Ученым стало немного не по себе, даже обсуждать болезнь Татарникова они перестали. Тем более что Румянцева неожиданно припомнила, что в квартиру к Татарниковым ходит прислуга.

— Кто-то мне рассказывал. Да вот, кажется, Бланк рассказывал.

Бланк хотел сказать, что прислугу Татарниковы взяли ради приезда англичанина, жениха дочери. Хотел сказать, что платить прислуге нечем и Сергей Ильич попросил у него, у Бланка, заплатить хотя бы за месяц. Но подумал — и ничего не сказал. Его, впрочем, о подробностях не спросили.

— Ах, прислуга! На бедность жалуемся, копейки считаем! Прислуга у них, оказывается!

И — завершилась беседа о Татарникове. Важнее есть темы: война, например. Одно дело помереть от болезни — на то есть доктора, чтобы болезнь остановить, а другое дело — погибнуть на войне. Какая еще война! Это когда из пушек в людей стреляют, что ли? Слышать про такое даже не хотим. Нет войне — и точка!

— История учит, — сказал доцент Панин, — что войны случаются от неразрешимых противоречий. А сегодня противоречий нет. Если случился кризис, смогут найти выход. Встретились на Сардинии, коктейль выпили — и порядок.

— Кто встретился? — не поняла Румянцева, которую совсем недавно не позвали на конференцию на Сардинии. — Кто-то, может быть, и встретился, а кто-то и нет.

— Лидеры встретились. Group 20, — вставил Панин английскую фразу.

— Ах, большое Г!

— Последние дни читаю любопытную книгу, — сказал Лев Ройтман, поэт. — Книга посвящена фашизму. Написал некий Ханфштангль, секретарь Гитлера. Мне эта вещь любопытна по трем причинам…

— Лева, что за гадости вы читаете!

— Первая причина: мне как еврею крайне интересен генезис антисемитизма…

— Меня спроси, — рассмеялся Рубцов. — Больше нашего жиды получают, за что их любить?

— Вы шутите, а найдутся люди, которые скажут всерьез! — это Лиля Гринберг, ранимая душа, подала голос.

«Неужели потому, что я — еврей? — думал Бланк. — Неужели Губкин сменит меня на Сердюкова просто из-за того, что я — еврей? Защитник либеральных ценностей в России — может он быть евреем или все-таки нет? Впрочем, вот Ройтман — он еврей, но дела у него идут отлично».

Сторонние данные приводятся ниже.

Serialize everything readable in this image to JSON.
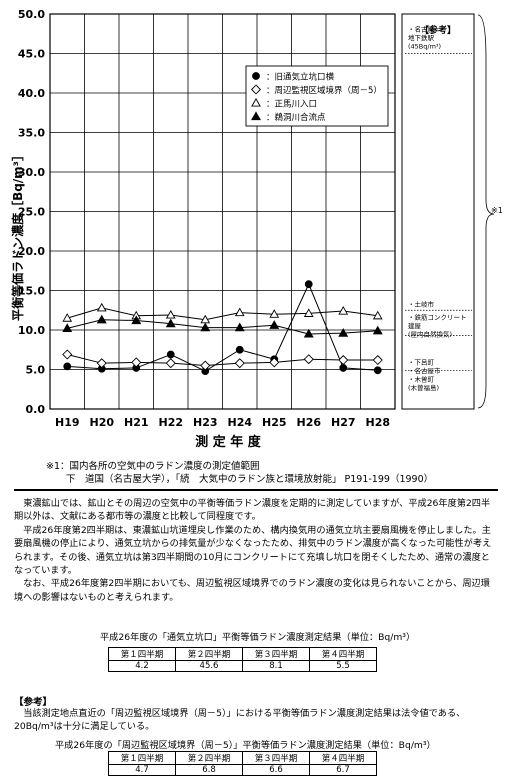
{
  "chart_data": {
    "type": "line",
    "ylabel": "平衡等価ラドン濃度［Bq/m³］",
    "xlabel": "測 定 年 度",
    "categories": [
      "H19",
      "H20",
      "H21",
      "H22",
      "H23",
      "H24",
      "H25",
      "H26",
      "H27",
      "H28"
    ],
    "ylim": [
      0,
      50
    ],
    "yticks": [
      "0.0",
      "5.0",
      "10.0",
      "15.0",
      "20.0",
      "25.0",
      "30.0",
      "35.0",
      "40.0",
      "45.0",
      "50.0"
    ],
    "grid": true,
    "legend_position": "top-right",
    "series": [
      {
        "name": "旧通気立坑口横",
        "marker": "filled-circle",
        "values": [
          5.4,
          5.1,
          5.2,
          6.9,
          4.8,
          7.5,
          6.3,
          15.8,
          5.2,
          4.9
        ]
      },
      {
        "name": "周辺監視区域境界（周－5）",
        "marker": "open-diamond",
        "values": [
          6.9,
          5.8,
          5.9,
          5.8,
          5.5,
          5.8,
          5.9,
          6.3,
          6.2,
          6.2
        ]
      },
      {
        "name": "正馬川入口",
        "marker": "open-triangle",
        "values": [
          11.5,
          12.8,
          11.8,
          11.9,
          11.3,
          12.2,
          12.0,
          12.1,
          12.4,
          11.8
        ]
      },
      {
        "name": "鵜洞川合流点",
        "marker": "filled-triangle",
        "values": [
          10.2,
          11.3,
          11.2,
          10.8,
          10.3,
          10.3,
          10.6,
          9.5,
          9.6,
          9.9
        ]
      }
    ],
    "reference_lines": [
      {
        "label": "・名古屋\n地下鉄駅\n(45Bq/m³)",
        "value": 45
      },
      {
        "label": "・土岐市",
        "value": 12.5
      },
      {
        "label": "・鉄筋コンクリート\n建屋\n(屋内自然換気)",
        "value": 9.3
      },
      {
        "label": "・下呂町\n・名古屋市\n・木曽町\n(木曽福島)",
        "value": 4.9
      }
    ],
    "reference_title": "【参考】",
    "bracket_note": "※1"
  },
  "footnote": {
    "line1": "※1：国内各所の空気中のラドン濃度の測定値範囲",
    "line2": "下　道国（名古屋大学），「続　大気中のラドン族と環境放射能」 P191-199（1990）"
  },
  "body": {
    "p1": "東濃鉱山では、鉱山とその周辺の空気中の平衡等価ラドン濃度を定期的に測定していますが、平成26年度第2四半期以外は、文献にある都市等の濃度と比較して同程度です。",
    "p2": "平成26年度第2四半期は、東濃鉱山坑道埋戻し作業のため、構内換気用の通気立坑主要扇風機を停止しました。主要扇風機の停止により、通気立坑からの排気量が少なくなったため、排気中のラドン濃度が高くなった可能性が考えられます。その後、通気立坑は第3四半期間の10月にコンクリートにて充填し坑口を閉そくしたため、通常の濃度となっています。",
    "p3": "なお、平成26年度第2四半期においても、周辺監視区域境界でのラドン濃度の変化は見られないことから、周辺環境への影響はないものと考えられます。"
  },
  "table1": {
    "caption": "平成26年度の「通気立坑口」平衡等価ラドン濃度測定結果（単位：Bq/m³）",
    "headers": [
      "第１四半期",
      "第２四半期",
      "第３四半期",
      "第４四半期"
    ],
    "values": [
      "4.2",
      "45.6",
      "8.1",
      "5.5"
    ]
  },
  "reference": {
    "title": "【参考】",
    "text": "当該測定地点直近の「周辺監視区域境界（周－5）」における平衡等価ラドン濃度測定結果は法令値である、20Bq/m³は十分に満足している。"
  },
  "table2": {
    "caption": "平成26年度の「周辺監視区域境界（周－5）」平衡等価ラドン濃度測定結果（単位：Bq/m³）",
    "headers": [
      "第１四半期",
      "第２四半期",
      "第３四半期",
      "第４四半期"
    ],
    "values": [
      "4.7",
      "6.8",
      "6.6",
      "6.7"
    ]
  }
}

— Вторая причина: интересуюсь, так сказать, интеллектуальным базисом фашизма…

— Три источника, три составные части германского фашизма, — пошутил Панин.

— И наконец, третья причина: поиск исторического оптимизма! Либерализм отстоял себя в битве с варварством — и можно не беспокоиться: войны больше не будет.

Ройтман стоял в густом облаке шашлычного запаха, Бланк подумал, что так пахнет не свиной, а бараний шашлык, такой румяный, с поджаристой корочкой шашлык, какой подают в дорогих узбекских ресторанах. И почему от интеллектуального еврея пахнет узбекской кухней?